Your 1st order info is not right, because 1st order = 6dB slope and only one (I repeat ONE) coil or cap will do that. All else is some other 'magic'.
So, 1st order will give you that one and only 90 deg. phase shift with the two drivers involved, and that happens to cancel out (by vector addition) to 0 deg. phase shift -- in the maths at least, and mostly as it is hoped for in the air.
Sit 10' away and all should integrate, so much for the good theory. Amplitude is not part of the 'minimalist package'.
The superior openness is achieved my minimum insertion loss (and like hell that ain't the Thiels either, I know their PCB too) and incidentally neither are the Dunlevy's, which have more stuff on the x-over boards then you'd like to know.

The Green Mountain Audio, seem plenty closer to the pure teaching of 1st order, but that's a completely different story, also I've not heard them --- so no fright-flight there. Now look at their stuff and you'll see it looks nowhere near like those Thiels, and the others I mentioned. Their chief know a-plenty about this here subject, he's freighteningly knowledgable. At least some freight her too...
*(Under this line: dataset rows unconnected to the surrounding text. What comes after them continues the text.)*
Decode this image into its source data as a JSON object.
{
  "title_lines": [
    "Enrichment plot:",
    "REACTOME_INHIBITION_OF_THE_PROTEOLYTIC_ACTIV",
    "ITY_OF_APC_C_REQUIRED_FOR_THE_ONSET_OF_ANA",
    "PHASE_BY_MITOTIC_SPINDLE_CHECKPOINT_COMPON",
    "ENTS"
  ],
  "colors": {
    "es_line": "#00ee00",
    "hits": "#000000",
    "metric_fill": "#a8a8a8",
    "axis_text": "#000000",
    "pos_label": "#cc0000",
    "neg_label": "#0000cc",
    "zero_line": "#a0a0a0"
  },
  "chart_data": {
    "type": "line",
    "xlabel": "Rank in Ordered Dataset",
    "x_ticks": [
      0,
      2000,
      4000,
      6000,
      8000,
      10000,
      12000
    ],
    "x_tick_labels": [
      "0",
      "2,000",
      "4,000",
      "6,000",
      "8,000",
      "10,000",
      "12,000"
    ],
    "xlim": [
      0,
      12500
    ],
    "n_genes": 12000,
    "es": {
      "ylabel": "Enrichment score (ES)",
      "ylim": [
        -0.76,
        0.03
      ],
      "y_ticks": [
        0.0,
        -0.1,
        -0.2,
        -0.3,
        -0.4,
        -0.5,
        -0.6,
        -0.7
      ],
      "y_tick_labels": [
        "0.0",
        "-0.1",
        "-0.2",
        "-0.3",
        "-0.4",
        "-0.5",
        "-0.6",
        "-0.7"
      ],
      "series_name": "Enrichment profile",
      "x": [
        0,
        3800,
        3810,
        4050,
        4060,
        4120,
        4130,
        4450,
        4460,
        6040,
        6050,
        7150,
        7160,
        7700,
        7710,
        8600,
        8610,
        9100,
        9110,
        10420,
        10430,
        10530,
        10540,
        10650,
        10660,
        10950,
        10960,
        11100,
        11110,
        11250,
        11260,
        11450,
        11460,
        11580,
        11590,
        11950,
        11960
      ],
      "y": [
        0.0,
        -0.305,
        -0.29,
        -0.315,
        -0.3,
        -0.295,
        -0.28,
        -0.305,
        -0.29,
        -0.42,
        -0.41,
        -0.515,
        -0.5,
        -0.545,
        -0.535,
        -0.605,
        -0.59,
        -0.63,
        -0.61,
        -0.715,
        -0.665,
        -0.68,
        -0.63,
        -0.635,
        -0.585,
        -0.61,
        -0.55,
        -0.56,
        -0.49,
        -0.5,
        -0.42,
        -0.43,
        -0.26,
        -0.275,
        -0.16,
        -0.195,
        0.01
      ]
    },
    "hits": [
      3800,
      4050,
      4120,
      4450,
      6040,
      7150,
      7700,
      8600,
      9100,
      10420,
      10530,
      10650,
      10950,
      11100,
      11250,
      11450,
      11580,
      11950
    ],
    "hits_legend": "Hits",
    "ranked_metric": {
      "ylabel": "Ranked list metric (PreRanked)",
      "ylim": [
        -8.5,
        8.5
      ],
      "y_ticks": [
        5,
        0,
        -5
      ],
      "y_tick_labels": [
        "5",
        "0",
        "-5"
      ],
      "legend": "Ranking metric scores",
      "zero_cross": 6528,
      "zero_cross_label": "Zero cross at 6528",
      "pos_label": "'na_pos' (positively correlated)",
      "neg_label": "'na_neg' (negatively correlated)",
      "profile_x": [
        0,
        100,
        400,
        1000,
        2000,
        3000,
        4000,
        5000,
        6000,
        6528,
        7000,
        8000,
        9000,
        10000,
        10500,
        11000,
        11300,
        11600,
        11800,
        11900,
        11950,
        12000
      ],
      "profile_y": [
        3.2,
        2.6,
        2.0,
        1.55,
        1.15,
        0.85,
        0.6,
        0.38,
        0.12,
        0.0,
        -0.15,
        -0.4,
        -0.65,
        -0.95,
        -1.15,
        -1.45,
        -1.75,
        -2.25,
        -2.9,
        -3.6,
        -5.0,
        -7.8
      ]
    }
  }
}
So nobody got much of a clue in the line of what these speakers x-over do and why they do it, and why some a them give me (only me?) a heart(head)burn. I guess at least we had a good go at it, including Gawdless and his dentist theory.

Greetings,
Axel
Music has to do with emotion and many composers of classical music put "scary passages" into their music quite purposefully. R. Strauss does, Mahler does, Sibelius, Mozart in Don Govanni, Schnittke, Shostakovits, Berlioz, just to mention a few A good rig will bring that all out, almost as well as a real life concert performance. Deep registers below 20hz or so, no matter if heard or just felt will scare the living daylights out of you. And yes, Axel, you are quite right, that has nothing to do with listeners fatigue. That form of discomfort comes from bad soft- or hardware.
An afterthought: Carl Jung never went to concerts. It shook him up too much, caused him emotional turmoil. I would say, that anyone who has never gotten goosebumps listening to music, be it from joy or being simply scared for a second, does not really know on a deeper level what music is about.